Synopsis Allociné : Dans la baie du Maryland, une bactérie non identifiée contamine le lac et ceux qui s'en approchent …
Ressuscité par Jason Blum, Barry Levinson revient en force avec ce film d'horreur à micro-budget – du genre Found Footage – prenant pour cadre la petite ville côtière de Chesapeake Bay, prospère grâce à sa vie aquatique, mais rapidement victime d'une panique générale suite à une épidémie mortelle causée par un parasite toxique.

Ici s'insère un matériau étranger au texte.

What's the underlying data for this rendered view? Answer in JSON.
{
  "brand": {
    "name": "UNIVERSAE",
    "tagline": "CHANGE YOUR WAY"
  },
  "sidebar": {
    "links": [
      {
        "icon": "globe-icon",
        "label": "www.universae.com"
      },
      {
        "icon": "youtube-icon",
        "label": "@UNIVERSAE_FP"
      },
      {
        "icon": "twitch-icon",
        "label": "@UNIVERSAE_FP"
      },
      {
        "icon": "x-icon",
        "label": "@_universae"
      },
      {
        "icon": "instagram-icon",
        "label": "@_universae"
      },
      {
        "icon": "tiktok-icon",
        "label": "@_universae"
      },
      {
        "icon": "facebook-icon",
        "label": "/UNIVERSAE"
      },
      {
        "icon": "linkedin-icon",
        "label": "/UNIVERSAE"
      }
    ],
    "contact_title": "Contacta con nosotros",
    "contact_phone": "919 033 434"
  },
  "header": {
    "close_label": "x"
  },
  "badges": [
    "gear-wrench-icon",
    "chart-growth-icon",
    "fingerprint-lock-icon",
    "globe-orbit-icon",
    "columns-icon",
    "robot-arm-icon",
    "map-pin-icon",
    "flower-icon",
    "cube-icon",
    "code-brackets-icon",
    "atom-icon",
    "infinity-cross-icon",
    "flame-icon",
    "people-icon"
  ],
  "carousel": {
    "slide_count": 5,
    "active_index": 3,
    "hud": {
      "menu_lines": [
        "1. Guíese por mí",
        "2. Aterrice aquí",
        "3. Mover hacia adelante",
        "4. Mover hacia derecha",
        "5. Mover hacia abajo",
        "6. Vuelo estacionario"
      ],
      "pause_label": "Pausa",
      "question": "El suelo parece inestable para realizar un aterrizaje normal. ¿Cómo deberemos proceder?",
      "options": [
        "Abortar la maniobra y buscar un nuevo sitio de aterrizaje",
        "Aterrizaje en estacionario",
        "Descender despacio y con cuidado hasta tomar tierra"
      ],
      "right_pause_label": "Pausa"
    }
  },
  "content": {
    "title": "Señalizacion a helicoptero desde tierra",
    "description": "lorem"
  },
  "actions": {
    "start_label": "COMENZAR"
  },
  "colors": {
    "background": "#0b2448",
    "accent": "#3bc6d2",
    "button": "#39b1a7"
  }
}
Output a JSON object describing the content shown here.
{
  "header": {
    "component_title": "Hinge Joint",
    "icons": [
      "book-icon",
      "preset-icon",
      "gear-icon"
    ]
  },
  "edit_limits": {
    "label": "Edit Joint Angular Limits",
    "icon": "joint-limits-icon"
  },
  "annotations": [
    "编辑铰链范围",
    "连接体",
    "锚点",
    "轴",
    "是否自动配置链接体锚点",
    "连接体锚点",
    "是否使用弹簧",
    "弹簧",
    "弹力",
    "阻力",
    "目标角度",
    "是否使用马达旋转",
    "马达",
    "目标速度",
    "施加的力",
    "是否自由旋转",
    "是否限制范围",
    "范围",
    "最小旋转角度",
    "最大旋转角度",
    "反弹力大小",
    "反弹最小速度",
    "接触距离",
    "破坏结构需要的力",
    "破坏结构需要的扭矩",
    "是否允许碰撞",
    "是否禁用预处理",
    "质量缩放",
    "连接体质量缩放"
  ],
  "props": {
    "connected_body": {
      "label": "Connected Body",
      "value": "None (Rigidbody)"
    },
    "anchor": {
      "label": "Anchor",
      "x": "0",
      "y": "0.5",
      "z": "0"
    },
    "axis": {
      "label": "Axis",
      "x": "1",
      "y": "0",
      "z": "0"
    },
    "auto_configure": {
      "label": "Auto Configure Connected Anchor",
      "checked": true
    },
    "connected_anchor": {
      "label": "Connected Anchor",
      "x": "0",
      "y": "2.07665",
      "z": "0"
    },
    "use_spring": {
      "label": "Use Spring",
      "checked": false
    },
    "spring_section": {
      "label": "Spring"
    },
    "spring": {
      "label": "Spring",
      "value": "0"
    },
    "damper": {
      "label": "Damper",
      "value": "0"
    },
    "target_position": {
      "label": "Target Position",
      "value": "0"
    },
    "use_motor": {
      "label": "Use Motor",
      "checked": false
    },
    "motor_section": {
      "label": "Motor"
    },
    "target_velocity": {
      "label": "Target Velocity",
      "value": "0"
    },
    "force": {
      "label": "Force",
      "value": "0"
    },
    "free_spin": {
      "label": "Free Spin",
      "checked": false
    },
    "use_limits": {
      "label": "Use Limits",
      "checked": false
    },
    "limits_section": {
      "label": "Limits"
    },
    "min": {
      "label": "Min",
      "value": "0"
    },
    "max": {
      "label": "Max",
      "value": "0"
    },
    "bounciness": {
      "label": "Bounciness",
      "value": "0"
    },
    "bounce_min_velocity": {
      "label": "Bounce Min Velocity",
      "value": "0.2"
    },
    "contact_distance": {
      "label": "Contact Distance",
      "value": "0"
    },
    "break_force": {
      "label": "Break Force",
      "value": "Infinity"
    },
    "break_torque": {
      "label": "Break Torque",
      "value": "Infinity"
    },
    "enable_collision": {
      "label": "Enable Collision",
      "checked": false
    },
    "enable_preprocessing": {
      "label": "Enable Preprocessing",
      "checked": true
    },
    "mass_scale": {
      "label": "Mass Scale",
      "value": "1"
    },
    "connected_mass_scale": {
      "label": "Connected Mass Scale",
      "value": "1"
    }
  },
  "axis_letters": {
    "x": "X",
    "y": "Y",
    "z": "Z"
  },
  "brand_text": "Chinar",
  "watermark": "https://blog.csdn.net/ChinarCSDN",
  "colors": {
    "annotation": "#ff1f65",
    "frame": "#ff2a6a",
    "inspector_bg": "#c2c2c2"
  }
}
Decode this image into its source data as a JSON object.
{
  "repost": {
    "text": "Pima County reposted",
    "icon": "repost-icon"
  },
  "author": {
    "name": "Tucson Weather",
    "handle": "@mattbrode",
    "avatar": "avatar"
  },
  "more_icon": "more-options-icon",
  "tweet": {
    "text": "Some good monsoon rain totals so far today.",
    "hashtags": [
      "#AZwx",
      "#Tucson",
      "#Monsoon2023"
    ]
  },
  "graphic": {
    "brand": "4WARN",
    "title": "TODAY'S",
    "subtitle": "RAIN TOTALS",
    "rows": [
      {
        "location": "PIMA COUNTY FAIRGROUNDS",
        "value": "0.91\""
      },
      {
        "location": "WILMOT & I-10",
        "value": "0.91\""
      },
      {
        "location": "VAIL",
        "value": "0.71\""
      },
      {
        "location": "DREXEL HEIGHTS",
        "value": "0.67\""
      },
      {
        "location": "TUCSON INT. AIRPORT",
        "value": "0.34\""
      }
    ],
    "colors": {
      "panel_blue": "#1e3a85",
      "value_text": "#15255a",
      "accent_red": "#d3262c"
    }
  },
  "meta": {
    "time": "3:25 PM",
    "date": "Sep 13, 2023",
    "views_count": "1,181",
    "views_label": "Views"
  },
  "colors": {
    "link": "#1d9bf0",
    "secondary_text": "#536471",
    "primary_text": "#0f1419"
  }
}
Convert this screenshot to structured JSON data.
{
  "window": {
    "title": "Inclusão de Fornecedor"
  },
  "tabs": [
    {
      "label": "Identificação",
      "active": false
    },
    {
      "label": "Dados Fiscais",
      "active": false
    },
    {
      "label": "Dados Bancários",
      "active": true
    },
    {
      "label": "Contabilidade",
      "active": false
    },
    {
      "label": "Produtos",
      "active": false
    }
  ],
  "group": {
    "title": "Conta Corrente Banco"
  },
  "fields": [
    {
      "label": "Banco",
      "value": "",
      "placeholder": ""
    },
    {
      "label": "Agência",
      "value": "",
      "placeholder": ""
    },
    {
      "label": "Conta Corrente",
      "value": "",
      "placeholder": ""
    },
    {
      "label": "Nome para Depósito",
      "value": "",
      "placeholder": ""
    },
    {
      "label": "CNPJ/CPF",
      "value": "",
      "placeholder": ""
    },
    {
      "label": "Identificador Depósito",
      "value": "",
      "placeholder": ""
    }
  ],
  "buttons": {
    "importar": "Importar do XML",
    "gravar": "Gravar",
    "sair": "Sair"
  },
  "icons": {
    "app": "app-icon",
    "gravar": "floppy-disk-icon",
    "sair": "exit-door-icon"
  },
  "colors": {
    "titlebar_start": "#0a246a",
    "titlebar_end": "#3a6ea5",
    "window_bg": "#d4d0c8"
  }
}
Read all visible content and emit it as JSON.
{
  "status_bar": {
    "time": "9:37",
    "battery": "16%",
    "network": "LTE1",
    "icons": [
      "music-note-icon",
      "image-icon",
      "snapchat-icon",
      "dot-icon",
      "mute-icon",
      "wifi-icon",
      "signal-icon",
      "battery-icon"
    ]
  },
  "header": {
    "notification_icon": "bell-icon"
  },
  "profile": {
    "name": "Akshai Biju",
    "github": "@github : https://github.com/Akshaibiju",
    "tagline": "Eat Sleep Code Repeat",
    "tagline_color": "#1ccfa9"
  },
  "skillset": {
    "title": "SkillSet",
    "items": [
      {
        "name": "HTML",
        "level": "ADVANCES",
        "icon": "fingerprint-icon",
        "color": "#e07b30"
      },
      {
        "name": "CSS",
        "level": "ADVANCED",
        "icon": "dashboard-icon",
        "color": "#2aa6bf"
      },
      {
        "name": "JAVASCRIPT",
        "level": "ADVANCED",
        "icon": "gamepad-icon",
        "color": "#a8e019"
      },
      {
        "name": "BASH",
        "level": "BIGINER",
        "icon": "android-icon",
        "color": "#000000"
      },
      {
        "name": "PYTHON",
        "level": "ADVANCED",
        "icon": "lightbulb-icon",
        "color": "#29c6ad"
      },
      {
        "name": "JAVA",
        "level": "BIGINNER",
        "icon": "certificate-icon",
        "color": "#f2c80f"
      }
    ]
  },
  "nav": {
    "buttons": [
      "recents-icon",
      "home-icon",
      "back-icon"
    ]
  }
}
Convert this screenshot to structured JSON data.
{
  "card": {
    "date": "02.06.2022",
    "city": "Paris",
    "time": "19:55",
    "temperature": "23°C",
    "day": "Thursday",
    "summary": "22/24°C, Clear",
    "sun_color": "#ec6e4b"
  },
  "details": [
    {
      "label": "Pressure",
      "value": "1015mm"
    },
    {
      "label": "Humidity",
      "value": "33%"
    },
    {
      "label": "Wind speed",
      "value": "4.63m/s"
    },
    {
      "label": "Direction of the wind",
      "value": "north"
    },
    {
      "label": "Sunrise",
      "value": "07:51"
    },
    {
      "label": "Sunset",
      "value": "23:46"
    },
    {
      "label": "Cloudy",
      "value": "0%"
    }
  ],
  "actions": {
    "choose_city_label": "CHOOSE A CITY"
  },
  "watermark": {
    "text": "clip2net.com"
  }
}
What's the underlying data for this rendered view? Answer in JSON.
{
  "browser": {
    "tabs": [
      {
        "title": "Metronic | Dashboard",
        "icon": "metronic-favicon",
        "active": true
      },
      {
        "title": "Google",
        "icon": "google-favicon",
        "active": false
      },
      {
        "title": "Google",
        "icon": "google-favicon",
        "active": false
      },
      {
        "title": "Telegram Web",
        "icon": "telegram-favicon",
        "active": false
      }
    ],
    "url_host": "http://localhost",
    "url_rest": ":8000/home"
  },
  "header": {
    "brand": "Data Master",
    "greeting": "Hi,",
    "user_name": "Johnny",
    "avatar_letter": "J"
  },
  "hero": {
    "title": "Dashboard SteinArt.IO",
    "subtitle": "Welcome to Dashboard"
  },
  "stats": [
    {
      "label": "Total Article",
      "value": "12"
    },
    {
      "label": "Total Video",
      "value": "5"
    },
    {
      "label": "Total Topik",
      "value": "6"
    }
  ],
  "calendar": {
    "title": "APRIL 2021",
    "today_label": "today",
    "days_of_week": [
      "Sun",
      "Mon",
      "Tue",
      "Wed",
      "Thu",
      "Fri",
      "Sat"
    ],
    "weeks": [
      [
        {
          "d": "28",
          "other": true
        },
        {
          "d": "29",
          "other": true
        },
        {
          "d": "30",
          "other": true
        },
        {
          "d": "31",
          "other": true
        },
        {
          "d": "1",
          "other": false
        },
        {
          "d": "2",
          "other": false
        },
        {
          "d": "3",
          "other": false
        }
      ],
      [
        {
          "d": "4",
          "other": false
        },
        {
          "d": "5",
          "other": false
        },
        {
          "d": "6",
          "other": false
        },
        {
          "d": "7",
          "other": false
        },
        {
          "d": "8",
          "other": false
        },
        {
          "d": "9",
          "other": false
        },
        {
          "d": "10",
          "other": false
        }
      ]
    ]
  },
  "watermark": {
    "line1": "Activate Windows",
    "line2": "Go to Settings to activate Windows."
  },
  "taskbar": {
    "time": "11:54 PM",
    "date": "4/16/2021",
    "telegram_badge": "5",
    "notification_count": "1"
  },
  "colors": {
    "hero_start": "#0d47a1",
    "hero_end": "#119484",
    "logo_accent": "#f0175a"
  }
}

Sacrément intelligent le Barry Levinson.
Première brillante idée : s'être allié aux kings du film low budget – big profit aka Jason Blum & Oren Péli (la saga « Paranormal Activity », « Sinister », « Insidious », « Dark Skies ») pour s'assurer d'un large éventail de distribution sur le sol américain et le territoire international.
Seconde initiative pertinente : à l'instar du « Projet Blair Witch » pionnier en la matière, de « [REC] » ou de « Cloverfield », Barry Levinson a choisi le « found footage » pour donner plus de crédibilité aux événements racontés. Souvent décrié car reflet d'un cache misère, le procédé vraiment immersif met ici subtilement en valeur la trame scénaristique empreinte d'un réalisme angoissant.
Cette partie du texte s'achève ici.